Troupes russes. Carte postale. Collection particulière.

La chose est peu connue mais les alliés interviennent en Russie à la suite de la révolution d'octobre. Aussi, des contingents britanniques, français et même américains combattent auprès des Russes blancs qui affrontent les troupes de Lénine. Les alliés débarquent notamment quelques milliers d’hommes en août 1920 à Mourmansk et Arkhangelsk, dans le Grand nord sibérien, pour s’emparer de stock d’armes et éviter qu’ils ne viennent équiper les Bolcheviques ou, pire encore, les Allemands1.

Si à première vue cette histoire, par ailleurs peu documentée, semble peu, voire même pas du tout, concerner la Bretagne, la mise en ligne par la Bibliothèque du Congrès de nombreuses archives permet de nuancer ce propos. En effet, L’Arizona Republican, un quotidien du sud des Etats-Unis, publie en juillet 1919 deux lettres du capitaine Jay F. Alkire dans lesquelles cet officier détaille la mission reçue par un groupe de 10 Sammies : apporter via la Méditerranée, le détroit des Dardanelles puis la Mer noire 2 000 tonnes de ravitaillement aux Russes blancs engagés contre les bolcheviques. Or c’est de Bretagne et plus particulièrement de Saint-Nazaire, non loin de là ou quelques années plus tôt Lénine désormais au pouvoir s’était adonné aux plaisirs de la pêche à la crevette, que doivent partir ces hommes, à bord du SS KickapooI.

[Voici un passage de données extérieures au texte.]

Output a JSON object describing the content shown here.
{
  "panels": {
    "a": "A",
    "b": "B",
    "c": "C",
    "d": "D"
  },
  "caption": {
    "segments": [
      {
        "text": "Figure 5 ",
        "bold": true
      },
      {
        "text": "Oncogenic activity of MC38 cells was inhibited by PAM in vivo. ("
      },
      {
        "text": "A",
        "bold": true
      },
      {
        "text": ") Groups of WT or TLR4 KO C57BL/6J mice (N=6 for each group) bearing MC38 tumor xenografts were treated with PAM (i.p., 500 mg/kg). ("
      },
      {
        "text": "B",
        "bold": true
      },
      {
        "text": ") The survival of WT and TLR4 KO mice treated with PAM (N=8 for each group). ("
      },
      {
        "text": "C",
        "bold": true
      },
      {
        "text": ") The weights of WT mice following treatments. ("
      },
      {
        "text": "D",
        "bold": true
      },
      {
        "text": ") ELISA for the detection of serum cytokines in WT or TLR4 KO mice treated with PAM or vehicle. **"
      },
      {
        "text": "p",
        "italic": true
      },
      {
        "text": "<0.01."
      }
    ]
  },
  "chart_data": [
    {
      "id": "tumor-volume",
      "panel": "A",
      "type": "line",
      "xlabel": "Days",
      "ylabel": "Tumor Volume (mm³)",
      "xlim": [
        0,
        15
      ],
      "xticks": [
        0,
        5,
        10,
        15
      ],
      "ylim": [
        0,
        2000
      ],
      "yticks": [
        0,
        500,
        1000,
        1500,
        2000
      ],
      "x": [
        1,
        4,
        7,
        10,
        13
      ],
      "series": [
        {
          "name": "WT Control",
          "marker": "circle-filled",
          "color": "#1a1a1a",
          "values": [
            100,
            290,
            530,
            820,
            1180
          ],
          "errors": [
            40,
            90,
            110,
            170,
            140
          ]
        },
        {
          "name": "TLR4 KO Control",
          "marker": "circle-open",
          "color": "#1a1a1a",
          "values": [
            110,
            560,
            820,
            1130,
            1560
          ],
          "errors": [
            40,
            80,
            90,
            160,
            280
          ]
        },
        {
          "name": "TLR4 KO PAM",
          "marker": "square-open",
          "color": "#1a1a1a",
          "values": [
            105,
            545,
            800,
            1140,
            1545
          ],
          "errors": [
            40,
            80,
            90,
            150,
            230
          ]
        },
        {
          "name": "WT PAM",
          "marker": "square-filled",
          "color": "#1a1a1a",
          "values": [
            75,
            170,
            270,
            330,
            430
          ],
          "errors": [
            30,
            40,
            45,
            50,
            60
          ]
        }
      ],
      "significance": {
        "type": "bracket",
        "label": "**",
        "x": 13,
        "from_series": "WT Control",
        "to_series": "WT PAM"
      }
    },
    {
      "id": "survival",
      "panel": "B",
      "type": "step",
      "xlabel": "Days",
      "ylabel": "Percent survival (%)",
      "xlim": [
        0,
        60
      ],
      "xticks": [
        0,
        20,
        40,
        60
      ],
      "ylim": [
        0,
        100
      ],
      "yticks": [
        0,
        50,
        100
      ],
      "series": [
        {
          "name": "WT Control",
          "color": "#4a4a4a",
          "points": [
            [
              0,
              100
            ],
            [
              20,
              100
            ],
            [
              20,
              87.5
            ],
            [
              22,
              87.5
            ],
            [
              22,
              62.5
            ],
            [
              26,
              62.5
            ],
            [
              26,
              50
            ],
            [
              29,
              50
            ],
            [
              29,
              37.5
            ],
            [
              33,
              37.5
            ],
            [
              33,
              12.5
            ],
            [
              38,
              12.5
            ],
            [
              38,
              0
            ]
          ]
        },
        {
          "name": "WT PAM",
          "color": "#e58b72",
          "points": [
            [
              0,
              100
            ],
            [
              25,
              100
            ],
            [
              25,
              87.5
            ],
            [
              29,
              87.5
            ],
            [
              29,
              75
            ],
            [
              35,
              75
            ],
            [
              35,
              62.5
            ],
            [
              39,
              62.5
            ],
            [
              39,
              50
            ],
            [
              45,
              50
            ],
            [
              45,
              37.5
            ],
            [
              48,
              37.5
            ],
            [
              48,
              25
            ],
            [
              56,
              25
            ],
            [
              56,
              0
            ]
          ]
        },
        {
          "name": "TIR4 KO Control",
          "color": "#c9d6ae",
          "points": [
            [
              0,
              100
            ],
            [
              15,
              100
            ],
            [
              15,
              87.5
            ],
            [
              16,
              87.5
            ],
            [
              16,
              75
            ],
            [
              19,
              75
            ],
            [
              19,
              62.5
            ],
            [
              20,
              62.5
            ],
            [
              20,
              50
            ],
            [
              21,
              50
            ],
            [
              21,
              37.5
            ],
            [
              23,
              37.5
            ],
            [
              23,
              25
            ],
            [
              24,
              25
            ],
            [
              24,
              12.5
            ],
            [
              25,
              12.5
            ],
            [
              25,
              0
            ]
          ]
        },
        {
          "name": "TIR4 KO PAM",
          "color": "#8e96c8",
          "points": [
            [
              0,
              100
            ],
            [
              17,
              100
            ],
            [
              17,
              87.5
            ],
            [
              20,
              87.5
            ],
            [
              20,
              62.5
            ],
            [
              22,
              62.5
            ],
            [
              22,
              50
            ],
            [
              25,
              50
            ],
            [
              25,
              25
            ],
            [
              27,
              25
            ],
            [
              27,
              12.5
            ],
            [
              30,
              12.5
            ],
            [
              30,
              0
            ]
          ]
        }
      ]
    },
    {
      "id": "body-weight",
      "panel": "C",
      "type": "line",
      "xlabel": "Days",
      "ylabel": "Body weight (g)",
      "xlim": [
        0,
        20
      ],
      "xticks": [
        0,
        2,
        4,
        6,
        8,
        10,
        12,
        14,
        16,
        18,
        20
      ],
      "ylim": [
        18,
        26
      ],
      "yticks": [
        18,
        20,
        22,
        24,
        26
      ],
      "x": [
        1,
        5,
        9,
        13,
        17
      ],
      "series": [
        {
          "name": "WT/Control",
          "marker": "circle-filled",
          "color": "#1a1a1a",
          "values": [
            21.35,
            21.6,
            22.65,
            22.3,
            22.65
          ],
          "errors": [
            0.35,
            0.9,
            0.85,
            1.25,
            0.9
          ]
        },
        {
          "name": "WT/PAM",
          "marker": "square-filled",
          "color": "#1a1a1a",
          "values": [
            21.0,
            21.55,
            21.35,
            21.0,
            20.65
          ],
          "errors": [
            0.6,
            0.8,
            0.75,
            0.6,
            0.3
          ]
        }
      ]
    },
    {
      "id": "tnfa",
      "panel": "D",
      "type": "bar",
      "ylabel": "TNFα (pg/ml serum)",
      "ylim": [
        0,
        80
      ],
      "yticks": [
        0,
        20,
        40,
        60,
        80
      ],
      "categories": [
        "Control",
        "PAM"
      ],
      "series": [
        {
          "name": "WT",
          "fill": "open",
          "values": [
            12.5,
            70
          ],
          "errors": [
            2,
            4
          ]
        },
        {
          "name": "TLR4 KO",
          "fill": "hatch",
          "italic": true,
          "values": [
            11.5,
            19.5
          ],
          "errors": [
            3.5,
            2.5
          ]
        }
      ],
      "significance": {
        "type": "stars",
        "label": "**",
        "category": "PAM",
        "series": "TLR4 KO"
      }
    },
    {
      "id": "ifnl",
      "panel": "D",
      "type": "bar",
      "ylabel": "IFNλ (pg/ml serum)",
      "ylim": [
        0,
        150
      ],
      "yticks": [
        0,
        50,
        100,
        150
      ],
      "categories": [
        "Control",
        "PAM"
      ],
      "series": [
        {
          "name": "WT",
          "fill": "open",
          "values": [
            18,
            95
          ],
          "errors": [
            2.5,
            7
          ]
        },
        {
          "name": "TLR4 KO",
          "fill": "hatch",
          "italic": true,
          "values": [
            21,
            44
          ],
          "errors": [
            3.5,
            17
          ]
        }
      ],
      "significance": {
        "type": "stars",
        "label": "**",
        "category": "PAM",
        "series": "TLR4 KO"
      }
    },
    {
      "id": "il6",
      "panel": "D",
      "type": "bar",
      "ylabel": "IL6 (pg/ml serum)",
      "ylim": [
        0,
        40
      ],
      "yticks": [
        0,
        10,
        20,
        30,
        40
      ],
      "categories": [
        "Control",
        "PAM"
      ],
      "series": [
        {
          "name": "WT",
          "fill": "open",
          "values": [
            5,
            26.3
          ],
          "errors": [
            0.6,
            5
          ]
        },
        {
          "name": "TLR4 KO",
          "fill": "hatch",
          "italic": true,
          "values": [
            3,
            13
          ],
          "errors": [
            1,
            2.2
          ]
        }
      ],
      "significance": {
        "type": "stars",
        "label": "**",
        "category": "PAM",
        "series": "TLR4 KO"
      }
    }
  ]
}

La destination finale de ce navire est Novorossiisk, dans le district de Kouban, à l’extrême sud de la Russie, non loin de Sébastopol. Le capitaine Jay F. Alkire précise que ce port est « le seul sur la Mer noire qui ne soit pas contrôlé par les Bolcheviques »2. Cet officier se trouve à la tête d’un détachement de 10 hommes qui, tous enrôlés sous la bannière de la Croix rouge américaine, participent à cette opération. On y trouve notamment trois médecins, un secrétaire, un interprète ainsi qu’un officier de relations publiques, ce qui semble attester d’une certaine volonté de communiquer autour de cette mission. Si les deux lettres ne détaillent pas la cargaison transportée à destination des Russes blancs, il est juste question d’un hôpital de campagne d’une capacité de 500 lits, le capitaine Alkire indique que le SS Kickapoo  est assuré à hauteur de 1 500 000 dollars, ce qui donne toutefois une idée de son importance3.

Le port gelé de Novorossiisk. Carte postale. Collection particulière.

Pour cet officier, il n’est toutefois pas question de participer aux combats contre la toute jeune armée rouge dirigée par Léon Trotsky. Il explique devoir en théorie bénéficier à son arrivée en Russie d’une masse importante de dockers qui lui permettront de décharger rapidement sa précieuse cargaison, et de reprendre la mer dans la foulée en direction, de la France avant, cette-fois, de repartir aux Etats-Unis. Le capitaine Alkire affirme même penser pouvoir se trouver à Paris en novembre 1919. Malheureusement, ces deux lettres ne disent pas si ses prévisions se sont révélées exactes. En revanche, elles apportent un regard sur un volet de l’histoire de la Bretagne qui, à notre connaissance, est jusqu’à aujourd’hui inédit.

Erwan LE GALL

 

 

 

 

1 Pour de plus amples détails sur cette opération très méconnue, se rapporter à FONTAINE, André, Histoire de la guerre froide, Tome 1 : De la révolution d’Octobre à la guerre de Corée, 1917-1950, Paris, Seuil, 1965, p. 42-52 ainsi que AVENEL, Jean-David, Interventions alliées pendant la guerre civile russe (1918-1920), Paris, Economica, 2010 et, en ce qui concerne plus précisément les Etats-Unis, WILLETT, Robert L., Russian Sideshow. America’s undeclared war, 1918-1920, Washington, Potomac Books, 2003. Nous remercions notre ami Gwendal Piégais pour ces deux références bibliographiques.

2 « Captain Jay Alkire is not to Busy to Watch Phoenix Grow », The Arizona Republican, 13th year, Vol. 30, n°80, July 16, 1919, p. 12.

3 « Tells Preparations to Take Red Cross Supplies to Russia », The Arizona Republican, 13th year, Vol. 30, n°78, July 14, 1919, p. 5.